A disputa entre pescadores e surfistas na praia Brava não é novidade. Localizada no extremo norte da Ilha de Santa Catarina, a praia com 1,5 quilômetros de extensão, separada por dois costões, tem mar aberto, o que propicia um ambiente ideal para o surfe e para a pesca. Mas se é no frio que as tainhas chegam, também é no outono-inverno que se formam as melhores ondas, influenciadas pelas ondulações do quadrante sul.
Na época da pesca artesanal da tainha, do lado direito, na Ponta da Feiticeira, se posicionam dois olheiros. No outro oposto do costão, na Ponta da Bota, que separa a praia da Lagoinha, mais dois vigias ficam o dia todo com os olhos no mar. Eles procuram a chegada de um cardume de tainha.
O rancho dos pescadores fica no lado direito, e as canoas com as redes posicionadas na beira do mar, prontas para entrar em ação. Quando os vigias veem o brilho platinado na água, sabem que um cardume de tainha está passando e, por rádio, avisam os camaradas que estão na praia. É aí que começa a correria. São poucos minutos para colocar a canoa na água. Seis homens começam a remar com destreza para não deixar o cardume escapar.
Como a praia não é muito extensa, os pescadores conseguem chegar com rapidez de uma ponta a outra para cercar os peixes, com mais chances de sucesso. Por esse motivo, Nildo diz que não é possível dividir o mar com o surfista:
– Na hora que a prancha bate na água, o cardume se espalha e não conseguimos mais cercar. É tudo muito rápido.
Apesar de não existir nenhum estudo científico comprovando a tese, o presidente da Federação dos Pescadores Artesanais de SC, Ivo Silva, diz que a experiência comprova.
– Não precisa ser nenhum técnico para saber isso.
O cardume de peixe que é capturado na praia, com canoa a remo, sem nenhum motor, precisa estar unido para ser pego pela rede. Quando o surfista passa em cima do peixe, ele se espanta – explica Silva.

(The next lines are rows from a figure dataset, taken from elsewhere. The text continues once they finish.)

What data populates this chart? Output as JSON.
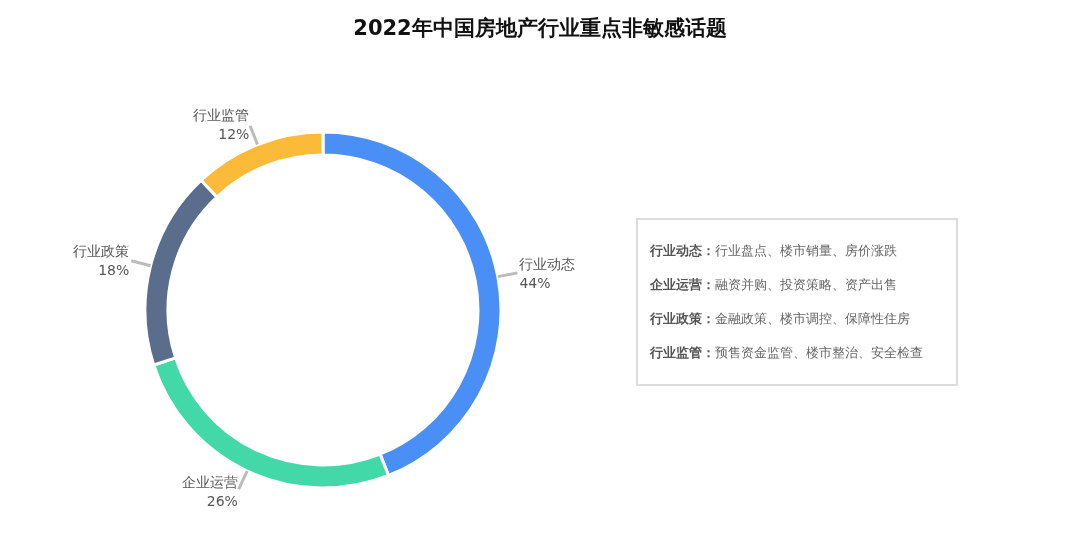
{
  "chart_data": {
    "type": "donut",
    "title": "2022年中国房地产行业重点非敏感话题",
    "categories": [
      "行业动态",
      "企业运营",
      "行业政策",
      "行业监管"
    ],
    "values": [
      44,
      26,
      18,
      12
    ],
    "value_labels": [
      "44%",
      "26%",
      "18%",
      "12%"
    ],
    "colors": [
      "#4a8ff5",
      "#42d8a8",
      "#5a6d8c",
      "#fbbb38"
    ],
    "annotations": [
      "行业动态：行业盘点、楼市销量、房价涨跌",
      "企业运营：融资并购、投资策略、资产出售",
      "行业政策：金融政策、楼市调控、保障性住房",
      "行业监管：预售资金监管、楼市整治、安全检查"
    ]
  }
}
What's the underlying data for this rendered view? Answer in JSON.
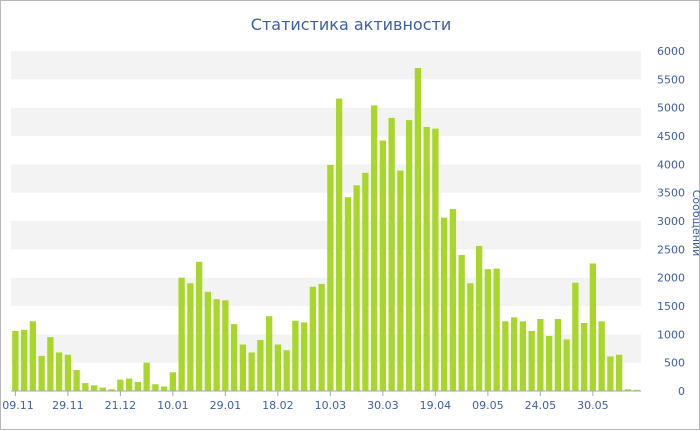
{
  "chart_data": {
    "type": "bar",
    "title": "Статистика активности",
    "ylabel": "Сообщений",
    "xlabel": "",
    "ylim": [
      0,
      6000
    ],
    "y_ticks": [
      0,
      500,
      1000,
      1500,
      2000,
      2500,
      3000,
      3500,
      4000,
      4500,
      5000,
      5500,
      6000
    ],
    "x_tick_labels": [
      {
        "label": "09.11",
        "index": 0
      },
      {
        "label": "29.11",
        "index": 6
      },
      {
        "label": "21.12",
        "index": 12
      },
      {
        "label": "10.01",
        "index": 18
      },
      {
        "label": "29.01",
        "index": 24
      },
      {
        "label": "18.02",
        "index": 30
      },
      {
        "label": "10.03",
        "index": 36
      },
      {
        "label": "30.03",
        "index": 42
      },
      {
        "label": "19.04",
        "index": 48
      },
      {
        "label": "09.05",
        "index": 54
      },
      {
        "label": "24.05",
        "index": 60
      },
      {
        "label": "30.05",
        "index": 66
      }
    ],
    "grid": "alternating horizontal bands",
    "bar_color": "#a8d62a",
    "values": [
      1060,
      1080,
      1230,
      620,
      950,
      680,
      640,
      370,
      140,
      100,
      60,
      30,
      200,
      220,
      160,
      500,
      120,
      80,
      330,
      2000,
      1900,
      2280,
      1750,
      1620,
      1600,
      1180,
      820,
      680,
      900,
      1320,
      820,
      720,
      1240,
      1210,
      1840,
      1890,
      3990,
      5160,
      3420,
      3630,
      3850,
      5040,
      4420,
      4820,
      3890,
      4780,
      5700,
      4660,
      4630,
      3060,
      3210,
      2400,
      1900,
      2560,
      2150,
      2160,
      1230,
      1300,
      1230,
      1060,
      1270,
      970,
      1270,
      910,
      1910,
      1200,
      2250,
      1230,
      610,
      640,
      30,
      20
    ]
  }
}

Em junho de 2014, a Brava também foi palco de outro conflito entre surfistas e pescadores. Até então, a praia estava sob a lei municipal no 4.601/95, que proibia o surfe em Florianópolis na época da tainha, com exceção das praias Mole e Joaquina. O sistema de bandeiras era o adotado.
O surfista Leandro Bernardo, 33 anos, conta que estava no mar por volta do meio-dia quando os pescadores pediram para que saísse da água.
– Eu saí na hora que pediram, mas quando cheguei na areia, eles pegaram minha prancha e falaram que só iriam devolver depois da safra. Eu mantive a calma e não teve agressão, mas tive que pagar advogado e entrar na Justiça para recuperar minha prancha. Para mim, essa lei é inconstitucional. Tenho o direito de praticar o esporte, ir e vir – comenta.
Em outras praias de Florianópolis e do litoral de Santa Catarina, também são inúmeros os casos de brigas entre surfistas e pescadores desde que o surfe chegou ao Estado, nas décadas de 1970 e 1980.
No documentário A Tainha e a Onda, lançado em novembro de 2015, o diretor Carlos Portella Nunes ouviu as primeiras gerações de surfistas na cidade. Eles contaram episódios de muita violência naquele tempo.
– Eu estava de férias da faculdade, a gente foi para praia. Fomos na Joaquina, nada. Fomos na Mole, nada, e alguém falou para irmos na Galheta. Estávamos entrando na água, quando a gente escutou um barulho. Parecia uma tribo de índios vindo de dentro do mato. Eles vieram para cima com muita violência, e a gente nem sabia o que era. Foi muita violência. Me machuquei todo. A minha prancha foi todinha furada com faca. Eles batiam com chicote, tipo umas varas, machucaram meu braço todo. O braço direito até quebrou – relatou o engenheiro Edson Teixeira em depoimento ao documentário.
O veterano Maurio Borges recorda que sempre existiram conflitos, mas antigamente havia muito mais pescadores do que surfistas:
– Por volta de 1985, com o (campeonato) OP-PRO e depois o Hang Loose, a imagem de Florianópolis como capital do surfe foi projetada para o Brasil. Com isso, novas gerações foram se formando.
Borges lembra que com a criação da lei municipal, a situação se acalmou um pouco, embora todo mundo tenha ficado muito descontente, porque não tinha acordo para o surfe.
As praias do Silveira, em Garopaba, do Rosa, em Imbituba, e Bombinhas também já foram zonas de conflito nos últimos anos. Mas, segundo a Federação Catarinense de Surfe (Fecasurf) e a Federação de Pescadores Artesanais de Santa Catarina (Fepesc), as partes entraram em consenso e não houve mais grandes confusões, somente casos isolados.